Elaine Howard Ecklund and Christopher P. Scheitle's "Religion vs. Science"

Elaine Howard Ecklund is Herbert S. Autrey Chair in Social Sciences and Professor of Sociology at Rice University. Christopher P. Scheitle is Assistant Professor of Sociology at West Virginia University.

They applied the “Page 99 Test” to their new book, Religion vs. Science: What Religious People Really Think, and reported the following:
From page 99:
An Orthodox Jewish primary schoolteacher explained, “There’s a saying called tikkun olam, that we are supposed to repair the world. We’re supposed to be in partnership with God to repair the world.”
The quote above appears on page 99 in Religion vs. Science, in a chapter examining how religion influences individuals’ attitudes towards the environment broadly and towards specific environmental issues like climate change.
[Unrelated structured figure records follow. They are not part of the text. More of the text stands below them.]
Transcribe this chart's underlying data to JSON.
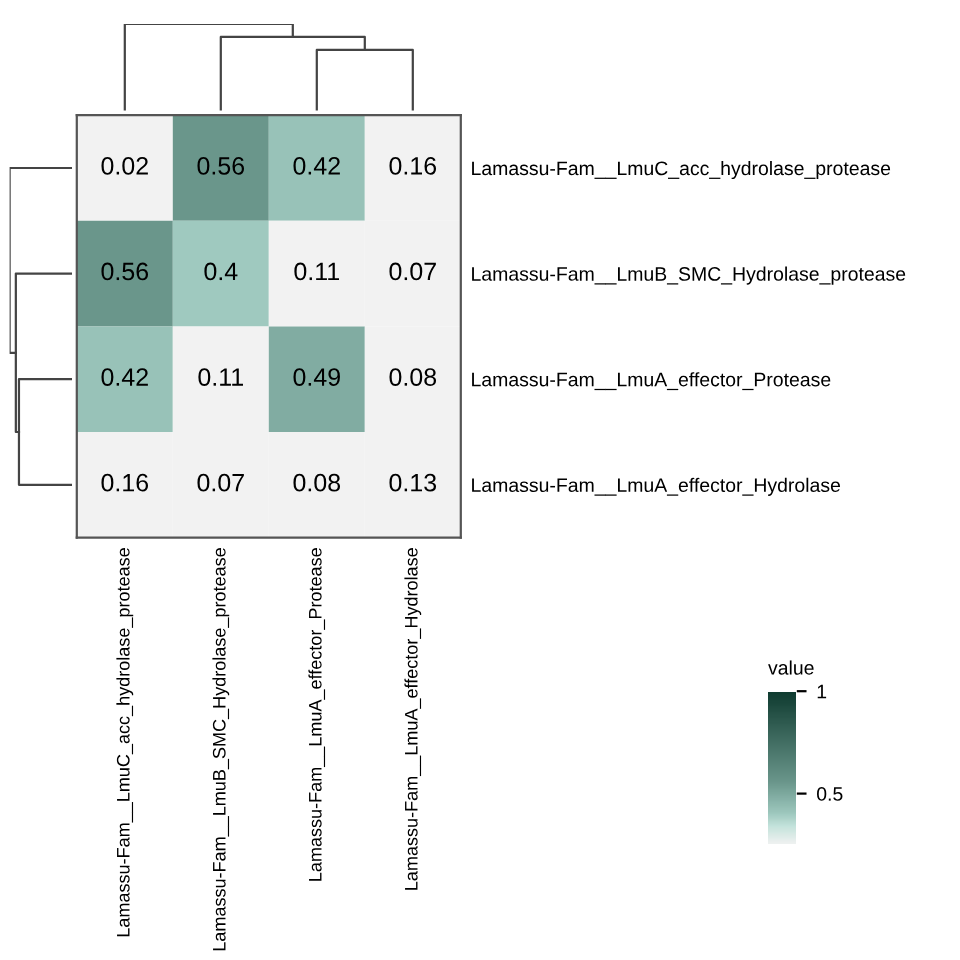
{
  "chart_data": {
    "type": "heatmap",
    "categories": [
      "Lamassu-Fam__LmuC_acc_hydrolase_protease",
      "Lamassu-Fam__LmuB_SMC_Hydrolase_protease",
      "Lamassu-Fam__LmuA_effector_Protease",
      "Lamassu-Fam__LmuA_effector_Hydrolase"
    ],
    "y_categories": [
      "Lamassu-Fam__LmuC_acc_hydrolase_protease",
      "Lamassu-Fam__LmuB_SMC_Hydrolase_protease",
      "Lamassu-Fam__LmuA_effector_Protease",
      "Lamassu-Fam__LmuA_effector_Hydrolase"
    ],
    "cells": [
      [
        0.02,
        0.56,
        0.42,
        0.16
      ],
      [
        0.56,
        0.4,
        0.11,
        0.07
      ],
      [
        0.42,
        0.11,
        0.49,
        0.08
      ],
      [
        0.16,
        0.07,
        0.08,
        0.13
      ]
    ],
    "data_labels": true,
    "legend_title": "value",
    "clim": [
      0.25,
      1
    ],
    "cticks": [
      0.5,
      1
    ]
  }
}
The book presents the results of five years of research that included a nationally representative survey of over 10,000 Americans as well as over 300 in-depth interviews with individuals representing a wide range of faith traditions. Contrary to what one might think based on certain caricatures found in the public sphere, our research finds that religious people across faith traditions are quite positive towards science.

This is not to say that there are no tensions or conflicts between individuals’ religious faith and their orientation towards science. As we argue throughout the book, at the center of such conflicts is the question of how particular scientific findings or areas of research challenge individuals’ conceptions of a God who is active in the world and conceptions of humans as sacred in nature. For instance, we found in our survey data and our interviews that religious individuals are quite flexible in what they are willing to accept in regards to the origins of the world and life as long as they perceive some room for God to have a role.

The book also offers guidance on how the relationship between scientific and religious communities might be improved. The first step is to shed the stereotypes held of each other in both communities. The second step is to recognize that the religious and scientific communities hold many overlapping concerns. Finally, both communities need to better understand the nature of the tensions that do exist. While these tensions may take the manifest form of technical debates about scientific findings, they often mask more latent concerns about meaning and identity.